The books have finally turned black. N26, one of Europe’s most watched fintechs, posted its first annual net profit in 2025: €1.6 million, compared to a €42 million loss the year before. The German challenger bank, with 5.6 million paying customers, saw revenues rise 13 per cent to €501.6 million. New CEO Mike Dargan called the revenue milestone “a milestone”, while CFO Arnd Schwierholz credited “revenue growth, disciplined cost management, and a diversified earnings profile.”

The turnaround rests on three pillars. Surging card transaction volumes and subscription growth drove net fee and commission income up 21 per cent to €184.2 million, accounting for 53 per cent of gross profit. Direct costs – tied to money transfers, subscriptions, and insurance – fell 17 per cent. Headcount at the end of 2025 stood at 1,500, broadly stable, then edged up to about 1,600.

More primary customers, more deposits

Behind the commercial acceleration is a strategy all challenger banks chase: growing the number of “primary” customers who have their salary deposited into the account, becoming the hub of the financial relationship. Customer deposits surpassed €10.5 billion in 2025, a sign the bank is gaining trust and expanding wallet share. The rise in subscription and transaction revenue shows that the business model, built on paid services and fee margins, is strengthening after years of losses.

The leadership change and regulatory shadows

What makes the story less straightforward is the managerial backdrop. Dargan was appointed in December 2024, effectively closing the chapter of co-founders Maximilian Tayenthal and Valentin Stalf, who founded N26 in 2013 and served as co-CEOs. Stalf had already stepped down in 2025 after reported tensions with some investors over the handling of regulatory issues. Tayenthal also moved on. Shortly before, the German financial regulator had levied new sanctions on N26 for compliance shortcomings. These upheavals are no footnote: governance soundness and the ability to keep operational risks in check are now decisive parameters for any institution that wants to grow without regulatory roadblocks.

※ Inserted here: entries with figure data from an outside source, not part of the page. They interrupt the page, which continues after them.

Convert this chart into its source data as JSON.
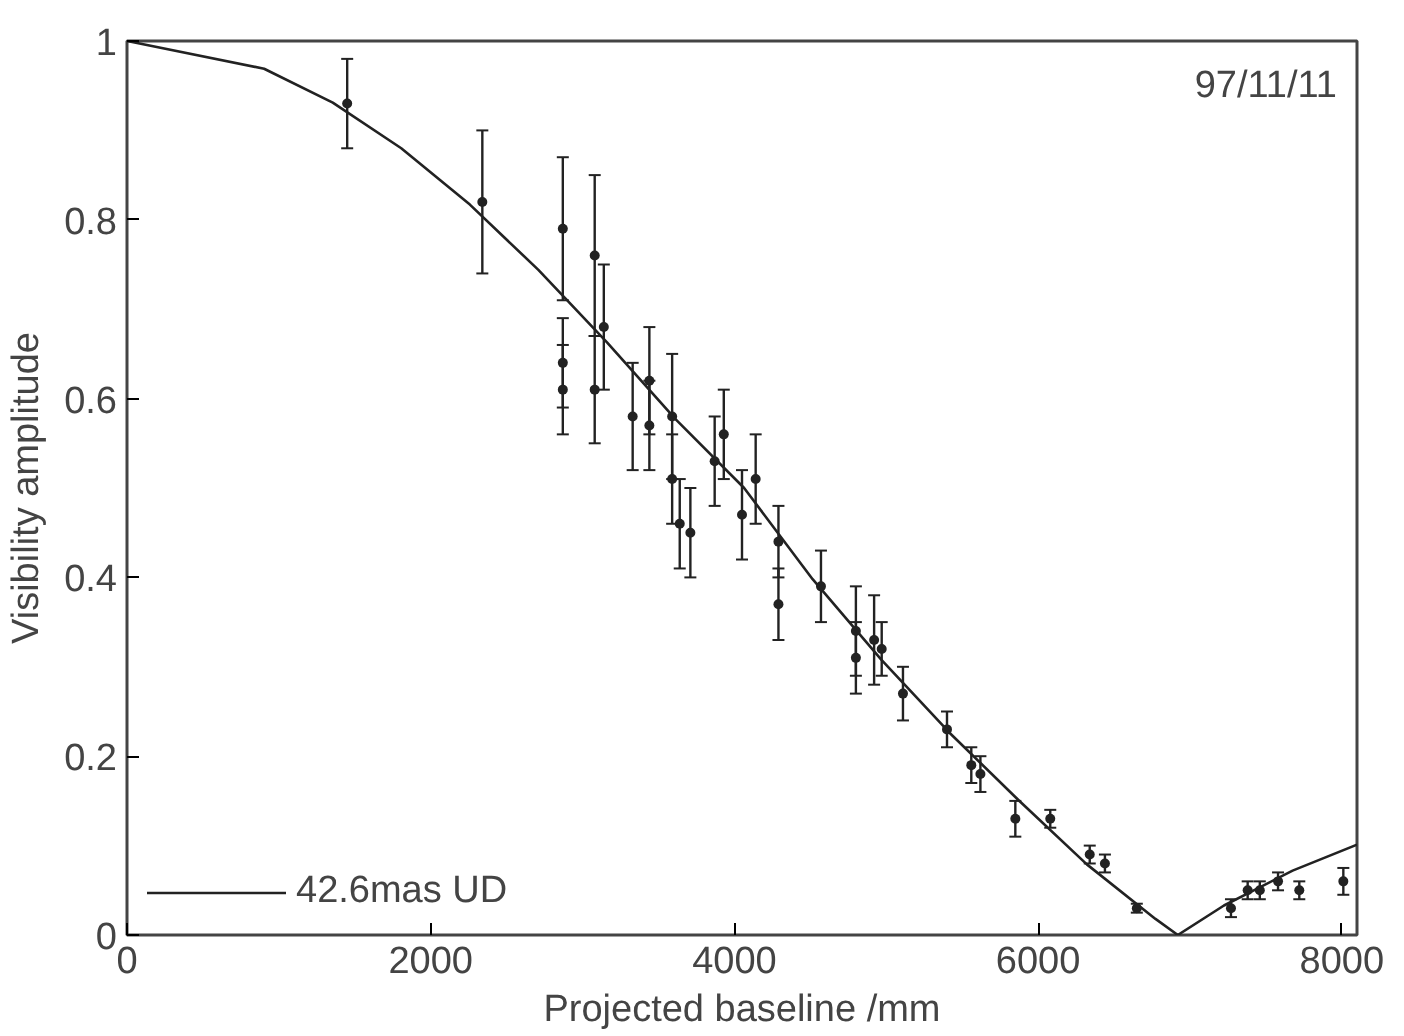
{
  "chart_data": {
    "type": "scatter",
    "xlabel": "Projected baseline /mm",
    "ylabel": "Visibility amplitude",
    "annotations": [
      "97/11/11"
    ],
    "xlim": [
      0,
      8100
    ],
    "ylim": [
      0,
      1
    ],
    "xticks": [
      0,
      2000,
      4000,
      6000,
      8000
    ],
    "yticks": [
      0,
      0.2,
      0.4,
      0.6,
      0.8,
      1
    ],
    "legend": "bottom left",
    "grid": false,
    "series": [
      {
        "color": "#222222",
        "marker": "circle",
        "x": [
          1450,
          2340,
          2870,
          2870,
          2870,
          3080,
          3080,
          3140,
          3330,
          3440,
          3440,
          3590,
          3590,
          3640,
          3710,
          3870,
          3930,
          4050,
          4140,
          4290,
          4290,
          4570,
          4800,
          4800,
          4920,
          4970,
          5110,
          5400,
          5560,
          5620,
          5850,
          6080,
          6340,
          6440,
          6650,
          7270,
          7380,
          7460,
          7580,
          7720,
          8010
        ],
        "values": [
          0.93,
          0.82,
          0.79,
          0.64,
          0.61,
          0.76,
          0.61,
          0.68,
          0.58,
          0.62,
          0.57,
          0.58,
          0.51,
          0.46,
          0.45,
          0.53,
          0.56,
          0.47,
          0.51,
          0.44,
          0.37,
          0.39,
          0.34,
          0.31,
          0.33,
          0.32,
          0.27,
          0.23,
          0.19,
          0.18,
          0.13,
          0.13,
          0.09,
          0.08,
          0.03,
          0.03,
          0.05,
          0.05,
          0.06,
          0.05,
          0.06
        ],
        "errors": [
          0.05,
          0.08,
          0.08,
          0.05,
          0.05,
          0.09,
          0.06,
          0.07,
          0.06,
          0.06,
          0.05,
          0.07,
          0.05,
          0.05,
          0.05,
          0.05,
          0.05,
          0.05,
          0.05,
          0.04,
          0.04,
          0.04,
          0.05,
          0.04,
          0.05,
          0.03,
          0.03,
          0.02,
          0.02,
          0.02,
          0.02,
          0.01,
          0.01,
          0.01,
          0.005,
          0.01,
          0.01,
          0.01,
          0.01,
          0.01,
          0.015
        ]
      },
      {
        "type": "line",
        "name": "42.6mas UD",
        "color": "#222222",
        "x": [
          0,
          903,
          1355,
          1806,
          2258,
          2709,
          3161,
          3612,
          4064,
          4515,
          4967,
          5418,
          5870,
          6321,
          6773,
          6920,
          7224,
          7676,
          8100
        ],
        "values": [
          1,
          0.969,
          0.931,
          0.88,
          0.817,
          0.744,
          0.663,
          0.577,
          0.5,
          0.398,
          0.308,
          0.226,
          0.151,
          0.079,
          0.018,
          0,
          0.033,
          0.072,
          0.101
        ]
      }
    ]
  }
}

Where are the bank’s data running?

N26 has never publicly detailed its IT architecture, but the regulatory story shines a light on a topic that goes beyond a single case. Banks, especially those holding a European license, operate within a web of norms – GDPR, Payment Services Directive, anti-money-laundering requirements – that make the physical location of data a non-negotiable variable. The BaFin sanctions are a reminder that compliance isn’t just about corporate processes: it is also embedded in infrastructure choices.

Any organization now evaluating the deployment of large language models in a financial setting – for customer support, transaction analysis, or fraud detection – faces the same fork in the road. The cloud promises scalability and lower operating expenses, yet raises questions about actual data residency and lock-in risks. On-premise or hybrid solutions, in contrast, return granular control and ease audit trails, provided the institution is ready to absorb capital outlays for hardware and specialist skills. The Total Cost of Ownership, in these scenarios, becomes a complex calculus where the benefits of data sovereignty must be weighed against the fixed costs of local infrastructure.

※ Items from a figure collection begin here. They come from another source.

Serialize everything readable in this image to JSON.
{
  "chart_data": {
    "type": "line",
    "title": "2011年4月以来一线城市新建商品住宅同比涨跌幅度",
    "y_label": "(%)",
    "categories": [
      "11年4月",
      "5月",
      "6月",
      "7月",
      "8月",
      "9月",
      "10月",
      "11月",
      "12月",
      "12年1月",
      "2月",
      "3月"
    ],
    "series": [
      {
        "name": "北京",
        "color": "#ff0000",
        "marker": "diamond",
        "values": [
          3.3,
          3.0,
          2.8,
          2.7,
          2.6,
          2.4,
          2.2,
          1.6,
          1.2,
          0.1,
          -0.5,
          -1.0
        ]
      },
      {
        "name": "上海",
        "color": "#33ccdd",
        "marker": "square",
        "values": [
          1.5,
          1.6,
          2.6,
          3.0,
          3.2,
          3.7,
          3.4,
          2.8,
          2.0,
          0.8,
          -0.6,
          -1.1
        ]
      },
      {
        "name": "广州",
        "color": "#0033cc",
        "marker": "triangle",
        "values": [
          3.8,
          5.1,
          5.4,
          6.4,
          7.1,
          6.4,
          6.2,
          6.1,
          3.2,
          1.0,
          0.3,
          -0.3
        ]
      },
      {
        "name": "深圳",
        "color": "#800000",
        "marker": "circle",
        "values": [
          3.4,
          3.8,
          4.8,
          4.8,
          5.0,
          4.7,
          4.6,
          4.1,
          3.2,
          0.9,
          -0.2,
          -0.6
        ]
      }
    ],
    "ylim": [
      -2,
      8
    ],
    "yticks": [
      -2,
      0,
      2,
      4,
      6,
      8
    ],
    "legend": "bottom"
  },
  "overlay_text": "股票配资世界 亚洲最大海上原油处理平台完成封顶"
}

The takeaway for those designing the next stack

For the fintech sector, N26’s first profit signals that even a challenger bank born in the cloud era can achieve stable profitability by keeping operating costs tight. Yet the regulator’s shadow shows that the road to maturity also runs through deep technical choices. For those building AI platforms inside a bank, the balance among control, performance, and spending is no longer a mere architectural detail: it is a competitive factor that determines how quickly new services can be launched without breaking legal constraints.

Even without details of N26’s infrastructure, for the CTOs and decision makers who read AI-RADAR the German bank’s trajectory is a reminder: every growth sprint brings the need to revisit where and how information is processed. When the time comes to put LLMs into production, the cloud versus on-premise question stops being theoretical and becomes the bedrock of a solid deployment strategy.